What if $96.8 million in DeFi hacks could have been prevented? New research suggests they could have been – if projects had used the right AI.

A specialized AI security system detected vulnerabilities in 92% of real-world exploited DeFi contracts, dramatically outperforming general-purpose tools that caught just 34% of the same flaws.

The Numbers Tell a Story

Cecuro, an AI security firm, analyzed 90 smart contracts actually exploited between October 2024 and early 2026, representing $228 million in verified losses. Their purpose-built system flagged vulnerabilities tied to $96.8 million in exploit value, while a baseline GPT-5.1 coding agent running on the same underlying model detected issues worth only $7.5 million.

The gap wasn't about AI horsepower – both systems used identical frontier models. The difference was methodology: domain-specific security phases and DeFi-focused heuristics layered on top.

The Hacker's Advantage

But here's the unsettling part: hackers are getting AI upgrades too. Separate research from Anthropic and OpenAI shows AI agents can now execute end-to-end exploits on vulnerable smart contracts. The cost? Just $1.22 per contract attempt.

That's a game-changer for large-scale scanning attacks. AI exploit capability is reportedly doubling every 1.3 months, and bad actors like North Korean groups are already using AI to automate parts of their hacking operations.

Audited and Still Exploited

Perhaps most troubling: several contracts in the dataset had undergone professional audits before being exploited. This suggests the current playbook – one-off audits plus general-purpose AI tools – may be fundamentally inadequate against sophisticated, high-value vulnerabilities.

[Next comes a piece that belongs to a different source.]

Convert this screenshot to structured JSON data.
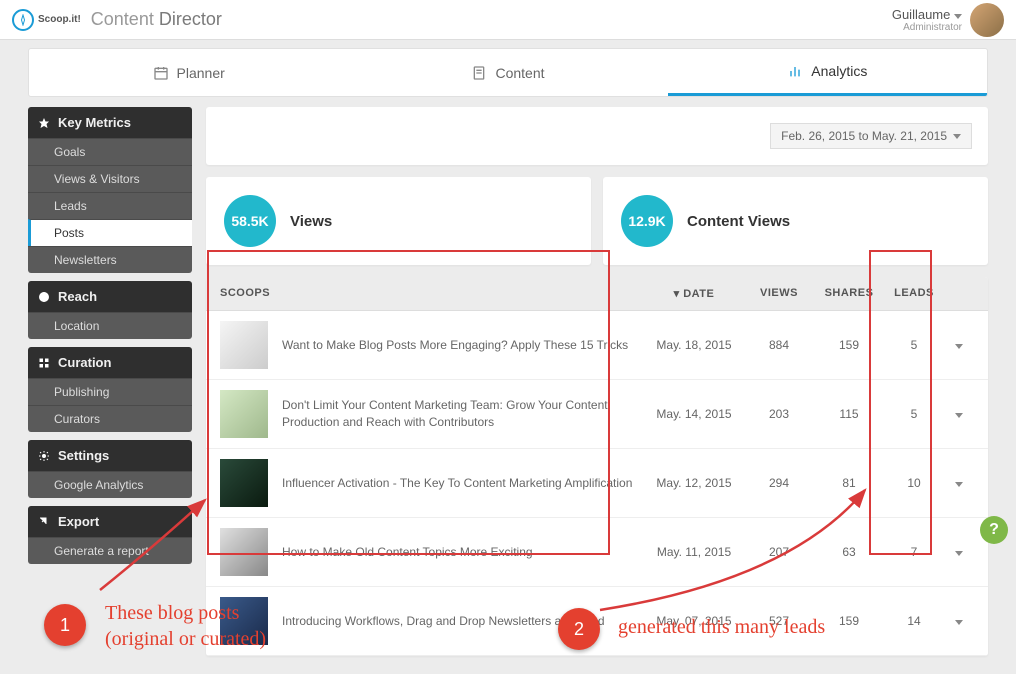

The research team open-sourced their benchmark dataset and evaluation framework on GitHub, but held back their full security agent. The reason? Concern that similar tooling could be weaponized for attacks.

The Arms Race Accelerates

We're witnessing an AI security arms race in real-time. While specialized defensive AI can catch 92% of vulnerabilities, offensive AI capabilities are scaling even faster. The average exploit attempt cost has plummeted to pocket change, democratizing sophisticated attacks.

This creates a peculiar dynamic: the same AI advances that could protect DeFi are simultaneously making it easier to attack. The question isn't whether AI will transform blockchain security – it already has.